Mysterious disease kills indigenous tribe members in Venezuela

Published 8 August 2008

Scientists suspect bat-transmitted rabies, but without epidemiological studies and confirmatory lab work, that conclusion remains speculative

A mysterious illness has killed at least thirty-eight remote area of the South American rain forest in recent months. Most, if not all, of the dead are Warao, an indigenous tribe native to north-eastern Venezuela. The nation’s health authorities are just beginning to tackle the disease, while early indications may point to bat-transmitted rabies, according to The New York Times. Without epidemiological studies and confirmatory lab work, however, that conclusion remains speculative, says Charles Rupprecht, a tropical disease expert at the U.S. Centers for Disease Control and Prevention in Atlanta. “One would hope that at least there is a proper field investigation going on,” he told Ewen Callaway of New Scientist. Rabies outbreaks, often spread by infected vampire bats, are not unheard of in South America, says Hervé Bourhy, a virologist at the Pasteur Institute in Paris, France. Yet they account for a fraction of the 50,000 to 60,000 rabies deaths worldwide each year, most of them in Asia and Africa and spread by dogs, he says.

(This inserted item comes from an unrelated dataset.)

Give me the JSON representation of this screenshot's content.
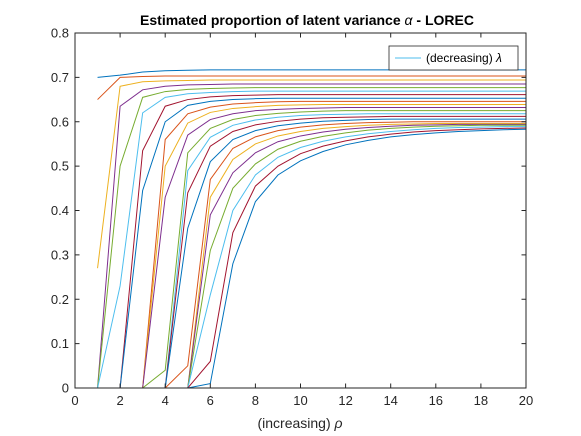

Vampire bats prefer to lunch on cattle and other livestock, but protective nets often keep the bats away from these animals. In search of a blood meal, many turn to humans sleeping out of doors or in open-air houses. “It’s probably a problem of poverty in the sense that, in fact, most of the people that are dying are those that are living outside and bitten during their sleep,” Hervé says. For those unfortunate enough to contract rabies in a remote area, “it is a death sentence”, says virologist Charles Calisher of Colorado State University in Fort Collins. Vaccines offer some hope after exposure, but are often unavailable. “People out in the middle of nowhere are not going to be vaccinated with an expensive vaccine. It’s 150 bucks a shot and there’s not much around,” he says.

Rupprecht, who has previously trapped vampire bats in South American jungles, still is not sure that the disease affecting the Warao is indeed rabies. Many of the victims have lived longer than is typical for rabies, and previous vampire bat infections have often involved ecological changes brought on by logging, mining and damming. Another emerging disease could underlie the outbreak, he says. “There’s a whole suite of things that can be found in the American tropics.” Moreover, the current outbreak may represent a baseline level of infection and nothing extraordinary, he says. “The vast majority or people who die of rabies in these situations are never counted.”

Two American researchers living among the Warao, anthropologist Charles Briggs of the University of California, Berkeley, and his wife medical researcher Clara Mantini-Briggs, have called on Venezuela’s government to tackle the disease. “The authorities must investigate this outbreak with extreme urgency,” Mantini-Briggs told The New York Times.